Tunesien liefert Baghdadi al-Mahmudi zur Folter nach Libyen aus

von John Schacher

Am Vormittag des heutigen Sonntags wurde der letzte Regierungschef der libyschen Jamahiriya, Herr Baghdadi al-Mahmudi, nach einer monatelangen, illegalen Haft in Tunesien mittels einer Nacht- und Nebelaktion an die libyschen „Behörden“ übergeben. Der schwerkranke (Diabetes) al-Mahmudi ist der letzte Mann, der noch über Staatsgeheimnisse der Quadhafi-Ära Bescheid weiss und wurde seitens Tunesien im vollen Bewusstsein der ihm nicht nur drohenden, sondern als sicher zu erwartenden Folter seitens des NTC-Blutregimes in dessen Hände überstellt.

Nach einem illegalen Grenzübertritt nach Tunesien im September 2011 wurde al-Mahmudi jedoch zügig von tunesischen Gericht freigesprochen – aber trotzdem weiter illegal in Haft gehalten. Auf dem diplomatischen Parkett hingegen wurde der letzte Premier im Folgenden gejagt wie das letzte Einhorn.

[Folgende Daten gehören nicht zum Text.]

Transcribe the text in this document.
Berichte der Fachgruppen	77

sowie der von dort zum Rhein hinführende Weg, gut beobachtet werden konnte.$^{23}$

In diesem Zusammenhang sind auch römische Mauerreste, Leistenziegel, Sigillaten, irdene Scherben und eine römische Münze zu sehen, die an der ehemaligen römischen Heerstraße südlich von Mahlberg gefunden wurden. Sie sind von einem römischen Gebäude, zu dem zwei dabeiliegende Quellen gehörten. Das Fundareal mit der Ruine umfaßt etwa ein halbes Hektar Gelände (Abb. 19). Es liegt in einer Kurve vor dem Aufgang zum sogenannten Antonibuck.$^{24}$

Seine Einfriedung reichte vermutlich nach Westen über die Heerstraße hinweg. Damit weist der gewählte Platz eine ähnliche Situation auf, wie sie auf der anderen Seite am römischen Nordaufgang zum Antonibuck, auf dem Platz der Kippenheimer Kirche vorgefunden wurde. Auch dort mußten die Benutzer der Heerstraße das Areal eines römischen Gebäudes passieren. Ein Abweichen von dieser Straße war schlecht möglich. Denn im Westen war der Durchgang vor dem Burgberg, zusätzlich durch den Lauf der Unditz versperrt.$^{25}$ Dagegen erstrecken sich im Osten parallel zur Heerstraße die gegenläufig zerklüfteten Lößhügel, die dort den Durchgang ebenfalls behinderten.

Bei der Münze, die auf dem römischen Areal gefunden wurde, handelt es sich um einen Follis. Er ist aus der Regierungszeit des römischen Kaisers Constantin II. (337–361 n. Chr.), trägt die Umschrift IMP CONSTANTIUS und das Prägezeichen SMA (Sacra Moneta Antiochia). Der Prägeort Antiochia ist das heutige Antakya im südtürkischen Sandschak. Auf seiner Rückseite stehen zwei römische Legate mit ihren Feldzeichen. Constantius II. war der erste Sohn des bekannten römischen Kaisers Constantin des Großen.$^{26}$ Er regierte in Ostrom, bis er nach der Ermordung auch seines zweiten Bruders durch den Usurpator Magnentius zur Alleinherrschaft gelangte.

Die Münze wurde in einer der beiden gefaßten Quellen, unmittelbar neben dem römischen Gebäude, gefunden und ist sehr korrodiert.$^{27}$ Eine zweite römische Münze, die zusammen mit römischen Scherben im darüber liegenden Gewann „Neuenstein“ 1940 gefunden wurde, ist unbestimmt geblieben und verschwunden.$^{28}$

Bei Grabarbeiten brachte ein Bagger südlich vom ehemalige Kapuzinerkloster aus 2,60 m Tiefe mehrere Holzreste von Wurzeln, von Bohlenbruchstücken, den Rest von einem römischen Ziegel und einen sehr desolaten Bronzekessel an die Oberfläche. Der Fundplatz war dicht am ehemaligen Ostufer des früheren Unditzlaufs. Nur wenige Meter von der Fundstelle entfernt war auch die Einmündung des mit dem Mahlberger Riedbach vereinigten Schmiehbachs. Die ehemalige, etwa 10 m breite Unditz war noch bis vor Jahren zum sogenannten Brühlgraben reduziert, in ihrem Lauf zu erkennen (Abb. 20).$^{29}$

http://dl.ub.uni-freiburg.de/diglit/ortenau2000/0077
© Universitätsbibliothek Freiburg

Staatschef Moncef Marzouki, der tunesische Staatschef hat das Auslieferungsdokument aber nicht unterschrieben, sondern beklagt sich jetzt unter Krokodilstränen, nicht gefragt worden zu sein, da die „Justizbehörden dank einer Gesetzeslücke“ auch ohne Marzoukis Unterschrift im Sinne des NTC tätig werden konnten. Der edle Präsident wollte laut einem Zeit-Bericht „vor seiner Unterschrift erst eine Zusicherung Libyens erhalten, dass Al-Mahmudi nicht misshandelt werde.“ Da diese einfache menschenrechtskonforme Bestätigung – eine Selbstverständlichkeit – seit der Stellung des Auslieferungsantrages im November 2011 vom NTC nicht gegeben wurde, wird klar, welchem Schicksal der arme Mann bewusst zugeführt worden ist.

Pikantes Detail: die Auslieferung erfolgte ohne die Unterschrift des tunesischen Premiers Marzouki. Die Zeit hierzu:

„Diese Entscheidung wird Auswirkungen auf die Beziehungen zwischen Präsidentschaft und Regierung haben“, sagte ein Berater des Präsidenten. Dieser Vorgang könne zu einer schweren Krise in Tunesien führen.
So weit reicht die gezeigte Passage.